Tax on Companies:- A tax on companies to be levied under Section 110 of the Madras City Municipal Act, 1919, as amended by the Madras City Municipal (Amendment)Act, 1936'. '2. Profession Tax:- That it be a recommendation to the council that co-operative Societies, which were hitherto under Section 110 be taxed under Section 111, as amended'. '3. Advertisement Tax:- That it be a recommendation to the Council that the Corporation do levy an Advertisement Tax'. Mr. M. Damodaram Naidu moved that the recommendations of the Ad Hoc.Committee be accepted. This was seconded by Mr.T.S.Nataraja Pillai and put to the meeting and declared carried. [True Extract] (Sd) Secretary to Council. ... 11. Therefore, the levy was to be as per the schedule. Item-7 of Schedule IV, Part II of the Madras City Municipal Act, 1919, so far as it is relevant, read thus: PART II Assessment of Companies (See Section 110) 7. Companies shall be assessed by the Commissioner on the following scale. Paid-up capital. Half yearly tax Lakhs of rupees. Rs.
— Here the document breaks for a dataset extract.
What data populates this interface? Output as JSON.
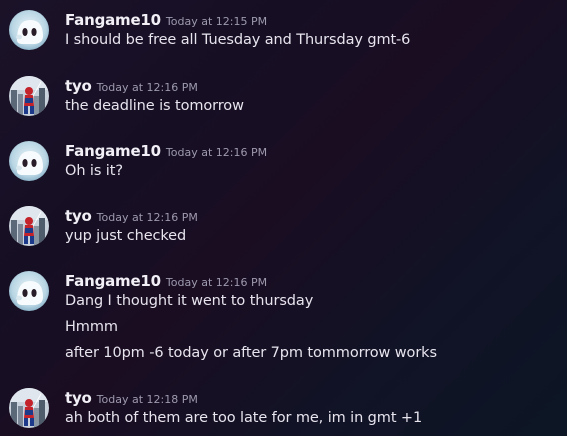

A. Twenty and more than twenty 1,000 ... 12. In these cases, the paid up capital admittedly is over Rs. 20 lakhs. Therefore, on this basis alone, the demand had come to be raised. We do not think that there is any lack of authority and consequently, there is no scope for saying that Article 265 of the Constitution will come to play. 13. Equally, we are of the view that this is not a tax on profession as understood by Article 276(2) of the Constitution. This is not professional tax. This being a pre-constitutional law as stated above. Would be saved by Article 277 of the Constitution. As a matter of fact, the decision in The Town Municipal Committee, Amaravati v. Ramachandra Vasudev Chimote lays down that this being a tax imposed before the commencement of the Constitution, it could continue to be levied provided its identity is maintained and the purpose for which it is collected continue to be the same. In these cases, these qualifications are fully satisfied. 14. Therefore, we hold that there are no merits in these appeals which are hereby dismissed. No costs.